Il attrapa un blini sur le plateau, le mâchant lentement pour retarder l'inévitable.

L'idée de produire quelque chose de maladroit le bloquait encore.

— Franchement ? Il posa son coude sur la table, l'air désabusé. J'ai aucune idée de ce que je fais.

Il laissa échapper un soupir avant d'ajouter, les épaules légèrement affaissées :

— C'est vraiment pas mon truc, la peinture.

Alix observa son air perdu, puis, dans un élan de patience qu'elle n'avait pas toujours, elle lui tendit un pinceau enduit de vert sapin.

— Il n'y a pas de "bonne" ou de "mauvaise" façon de faire.

Elle le regarda droit dans les yeux.

— Laisse juste tes pensées se refléter dans les couleurs.

Ezra fixa le pinceau un instant avant de le prendre.

Il n'était pas convaincu.

Mais pour Alix, il allait essayer.

Ezra fixa le pinceau qu'Alix lui tendait. Vert sapin.

Il le prit sans grande conviction, hésitant toujours à se lancer.

— J'ai pas l'impression que mes pensées soient prêtes à se refléter dans les couleurs, souffla-t-il en tournant le pinceau entre ses doigts.

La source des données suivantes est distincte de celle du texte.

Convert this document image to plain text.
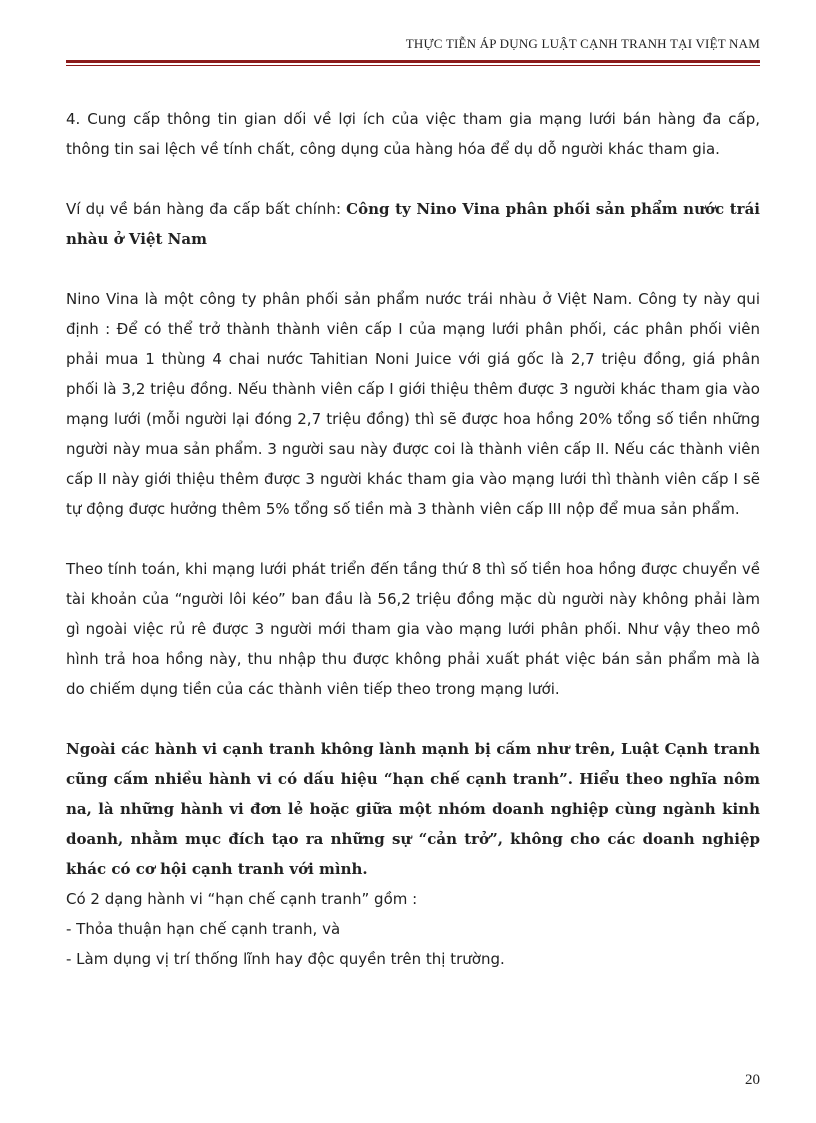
THỰC TIỄN ÁP DỤNG LUẬT CẠNH TRANH TẠI VIỆT NAM

4. Cung cấp thông tin gian dối về lợi ích của việc tham gia mạng lưới bán hàng đa cấp, thông tin sai lệch về tính chất, công dụng của hàng hóa để dụ dỗ người khác tham gia.

Ví dụ về bán hàng đa cấp bất chính: Công ty Nino Vina phân phối sản phẩm nước trái nhàu ở Việt Nam

Nino Vina là một công ty phân phối sản phẩm nước trái nhàu ở Việt Nam. Công ty này qui định : Để có thể trở thành thành viên cấp I của mạng lưới phân phối, các phân phối viên phải mua 1 thùng 4 chai nước Tahitian Noni Juice với giá gốc là 2,7 triệu đồng, giá phân phối là 3,2 triệu đồng. Nếu thành viên cấp I giới thiệu thêm được 3 người khác tham gia vào mạng lưới (mỗi người lại đóng 2,7 triệu đồng) thì sẽ được hoa hồng 20% tổng số tiền những người này mua sản phẩm. 3 người sau này được coi là thành viên cấp II. Nếu các thành viên cấp II này giới thiệu thêm được 3 người khác tham gia vào mạng lưới thì thành viên cấp I sẽ tự động được hưởng thêm 5% tổng số tiền mà 3 thành viên cấp III nộp để mua sản phẩm.

Theo tính toán, khi mạng lưới phát triển đến tầng thứ 8 thì số tiền hoa hồng được chuyển về tài khoản của “người lôi kéo” ban đầu là 56,2 triệu đồng mặc dù người này không phải làm gì ngoài việc rủ rê được 3 người mới tham gia vào mạng lưới phân phối. Như vậy theo mô hình trả hoa hồng này, thu nhập thu được không phải xuất phát việc bán sản phẩm mà là do chiếm dụng tiền của các thành viên tiếp theo trong mạng lưới.

Ngoài các hành vi cạnh tranh không lành mạnh bị cấm như trên, Luật Cạnh tranh cũng cấm nhiều hành vi có dấu hiệu “hạn chế cạnh tranh”. Hiểu theo nghĩa nôm na, là những hành vi đơn lẻ hoặc giữa một nhóm doanh nghiệp cùng ngành kinh doanh, nhằm mục đích tạo ra những sự “cản trở”, không cho các doanh nghiệp khác có cơ hội cạnh tranh với mình.

Có 2 dạng hành vi “hạn chế cạnh tranh” gồm :

- Thỏa thuận hạn chế cạnh tranh, và

- Làm dụng vị trí thống lĩnh hay độc quyền trên thị trường.

20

Alix, qui jusque-là tentait de garder son calme, lâcha un soupir excédé, reposant brusquement son propre pinceau sur la table.

— T'es sérieux, là ?

Ezra leva un sourcil, surpris par son ton sec.

— J'essaie juste de...

— D'hésiter ? coupa-t-elle en croisant les bras. T'es chiant, Pham. On est littéralement là pour peindre et toi, tu te comportes comme si t'allais rendre un dossier à un jury d'art contemporain.

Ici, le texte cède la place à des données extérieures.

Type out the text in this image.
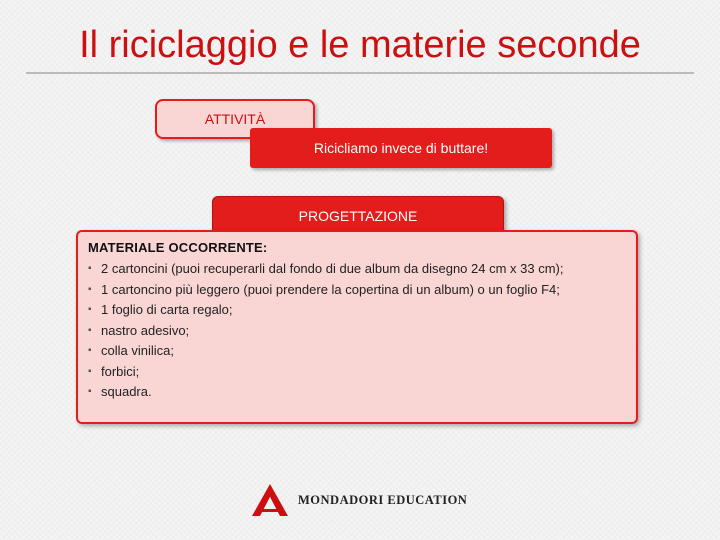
Il riciclaggio e le materie seconde
ATTIVITÀ
Ricicliamo invece di buttare!
PROGETTAZIONE
MATERIALE OCCORRENTE:
▪ 2 cartoncini (puoi recuperarli dal fondo di due album da disegno 24 cm x 33 cm);
▪ 1 cartoncino più leggero (puoi prendere la copertina di un album) o un foglio F4;
▪ 1 foglio di carta regalo;
▪ nastro adesivo;
▪ colla vinilica;
▪ forbici;
▪ squadra.
MONDADORI EDUCATION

Il pinça les lèvres, encaissant sans broncher.

— Je veux juste pas faire n'importe quoi.

Elle roula des yeux.

— C'est un bol, Ezra. Pas une maquette d'architecture.

Elle le fixa un instant, avant d'arracher brusquement le pinceau de ses mains et de tracer un grand arc de cercle sur son bol, net et assumé.

— Voilà. Maintenant, t'es obligé de continuer.

Il resta un instant figé, fixant son bol maintenant marqué d'un trait imposé.

Puis il releva lentement les yeux vers elle.

— T'as conscience que tu viens de vandaliser mon œuvre d'art ?

— T'avais rien fait.

— C'est une démarche conceptuelle.

— Non, c'est de la procrastination.

Elle lui tendit son pinceau d'un geste vif, les sourcils légèrement froncés.

— Tu comptes continuer à réfléchir pendant trois heures ou tu vas enfin bouger ton cul ?

Ezra soupira profondément, mais au fond, il savait qu'elle avait raison.

Il attrapa le pinceau sans faire de commentaire, le plongea dans la peinture et trouva enfin le courage de peindre.

Le premier coup de pinceau fut hésitant.

Le deuxième, un peu plus assuré.

Puis, sans qu'il ne s'en rende compte, il oublia la pression et commença à vraiment s'appliquer.

À côté, Alix le regardait du coin de l'œil.

Elle ne disait rien, mais son expression s'était adoucie.

Ezra esquissa un sourire, traçant un nouveau trait.

— Tu sais quoi ? lança-t-il, toujours concentré sur son bol.

— Quoi ?

— T'es bien plus terrifiante qu'un jury d'art contemporain.

Un petit ricanement lui échappa.

Puis, sans un mot, elle retourna à sa propre création, un sourire discret au bord des lèvres.

Ezra, lui, sentit une étrange chaleur se diffuser dans sa poitrine.

Elle avait arrêté de râler.

Et quelque part, ça voulait dire qu'il avait réussi à la faire redescendre.